Horgan: What kind of job are the media doing reporting on Ebola?

Chitale: There is a great deal of coverage, and similar to the weeks and months following the start of the H1N1 2009 pandemic, there is a glut of channels and information on this outbreak. Early during this epidemic, some media outlets appeared to sensationalize rather than educate the public with accurate information. I think this has been improving with more articles containing information from CDC, U.S. government and international experts, which help disseminate the right messages. Over the last decade I’ve seen improvements among many media outlets across the world on how they report on outbreaks. Also, relatedly, electronic translation algorithms have improved, and many of us in the disease detection and response field are aware of global baselines of disease, and how to interpret media reports. In general, the media provide a clue or a lamppost in the location of a problem. I really think that they do a great job in helping us identify the presence of a problem.

Horgan: Besides Ebola, are there any other epidemics that you find alarming?

Chitale: Absolutely. There are many outbreaks that are ongoing throughout the world at any given time – with and without media or global attention- many of which are alarming. Regardless of whether CNN or other media are present, these outbreaks sicken and kill millions of people every year. These include dengue and chikungunya outbreaks, that tend to be explosive in nature and are increasingly global. Novel influenza strains always capture attention, but fortunately to date we have not seen an influenza virus with the transmissibility of seasonal influenza and the pathogenicity and virulence of H5N1 or H7N9. But seasonal influenza still kills tens of thousands, or more, every year. MERS-CoV cases are still occurring, though the outbreak has fortunately slowed; if we’re lucky, it will disappear like SARS- we’ve not seen a case of SARS since 2003. Yet it won’t be the last novel coronavirus that affects humans, so stay tuned. Let’s not forget the global HIV pandemic, and two top infectious disease killers- tuberculosis and malaria. We’ve made great strides with reducing malaria deaths in the last 15 years, but now malaria strains resistant to the best therapy we have for treating malaria (artemisinin) are poised to translocate from Southeast Asia, where they acquired the resistance, to Africa. Tuberculosis continues to be a daily scourge and its drug resistant strains make for an increasingly alarming epidemic. Most people don't know that a significantly large proportion of the world is infected with TB. Much of it is silent or what we call latent tuberculosis infection, but nonetheless, people are infected and the tuberculosis bacteria is just waiting for our immunity to wane to become an active infection. So while our attention often tends to be on viruses, bacteria (like TB) still cause major illness and death every day. But also alarming is the global epidemic of non-communicable diseases, like heart disease, obesity, diabetes, and metabolic syndrome. With our increasingly ‘flatter’ (and fatter) world, we’re only going to see more and more of this.

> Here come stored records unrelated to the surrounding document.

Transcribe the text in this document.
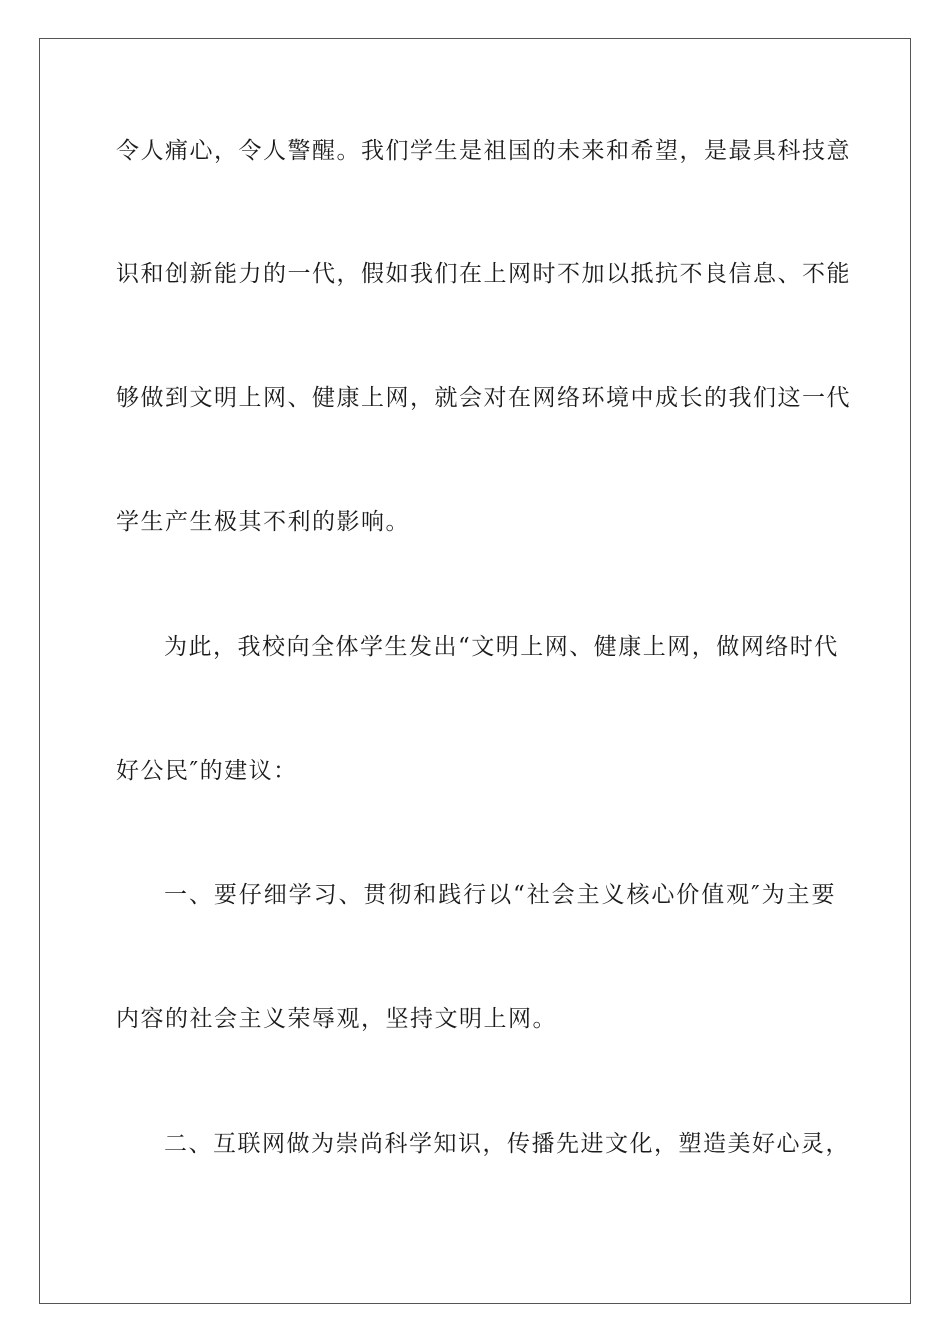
令人痛心，令人警醒。我们学生是祖国的未来和希望，是最具科技意
识和创新能力的一代，假如我们在上网时不加以抵抗不良信息、不能
够做到文明上网、健康上网，就会对在网络环境中成长的我们这一代
学生产生极其不利的影响。
为此，我校向全体学生发出“文明上网、健康上网，做网络时代
好公民″的建议：
一、要仔细学习、贯彻和践行以“社会主义核心价值观″为主要
内容的社会主义荣辱观，坚持文明上网。
二、互联网做为崇尚科学知识，传播先进文化，塑造美好心灵，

Interestingly, the current global focus on the Ebola outbreak (epidemic) in West Africa means that we might be potentially missing or ignoring other ongoing or new outbreaks. One silver lining in this West Africa Ebola epidemic and other high profile epidemics, is that they might help bring attention to things that people tend to forget during times when there are not scary outbreaks on the television every day- including the degree of our connectedness and fragility on this planet, the need for constant vigilance when it comes to surveillance for new and old diseases, and, the necessity of a trained and deployable public health workforce.

Dr. Rohit Chitale is the Director of the Integrated Biosurveillance division of the Armed Forces Health Surveillance Center, a U.S. Department of Defense agency that provides health surveillance information to promote, maintain and enhance the health of military and military-associated populations. The opinions expressed are those of the author and do not necessarily represent the positions of the U.S. Department of Defense or its military services.